Aronson comes honestly by his love of sports—particularly boxing. His father once fought as a lightweight under the name Kid Aron and was later an inspector for the New York State Athletic Commission.
As a boy growing up in the far reaches of New York City, Aronson often accompanied his dad to the fights at the old smoke-filled Jamaica Arena on Long Island and, at 19, he was working as an usher (so he could get in free) at Yankee Stadium the night in 1948 when an aging Joe Louis defended his heavyweight title for the last time by knocking out Jersey Joe Walcott.
At his father's urging, young Aronson even tried his own hand at boxing, taking lessons at a grubby gym in a skid-row section of Queens. But his pugilistic career came to a quick end during intramural competition in his freshman year at Syracuse University. "My moment of truth came when I caught this guy square in the mouth with a right cross as hard as I could, and he just laughed at me."
A former columnist on the Long Island newspaper Newsday, Aronson recently quit his job to freelance, and he plans to do lots more boxing stories. One thing he refuses to do, however, is to become again a fraction of a lady novelist.

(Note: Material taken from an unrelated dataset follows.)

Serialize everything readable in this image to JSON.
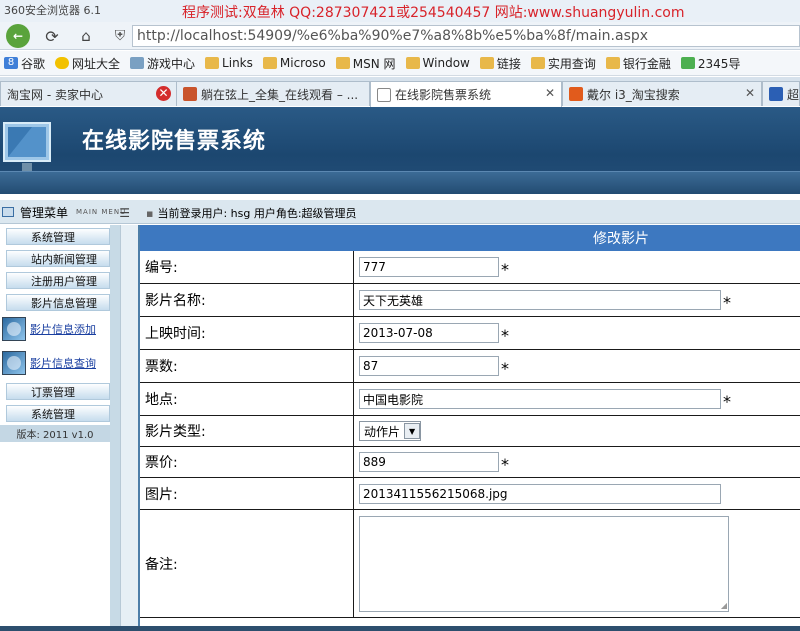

Penny Ashe's book, which was undertaken pretty much as a gag by Aronson and his 24 co-authors (most of them colleagues at Newsday), has sold nearly 100,000 copies in hard-cover, is now in paperback and has been sold to the movies for $50,000. It has brought each of the Penny Ashe alter egos $3,500 so far, and Aronson, who wrote one chapter and co-edited the rest, expects his take to rise eventually to more than $5,000. There is one thing, though, that bothers him about it all. "Our intention was to show that all it takes to make the bestseller list is to write a sexy book and then promote it heavily," he says. What he finds discouraging is that readers "don't even care that the book is terrible."
There are, however, a number of serious critics who tend to agree with Miss Ashe's readers. They feel that the Newsday conspirators, far from writing a merely "terrible" book, have managed instead a genuinely funny and devastating parody of the Jacqueline Susann-Harold Robbins school of novel-writing.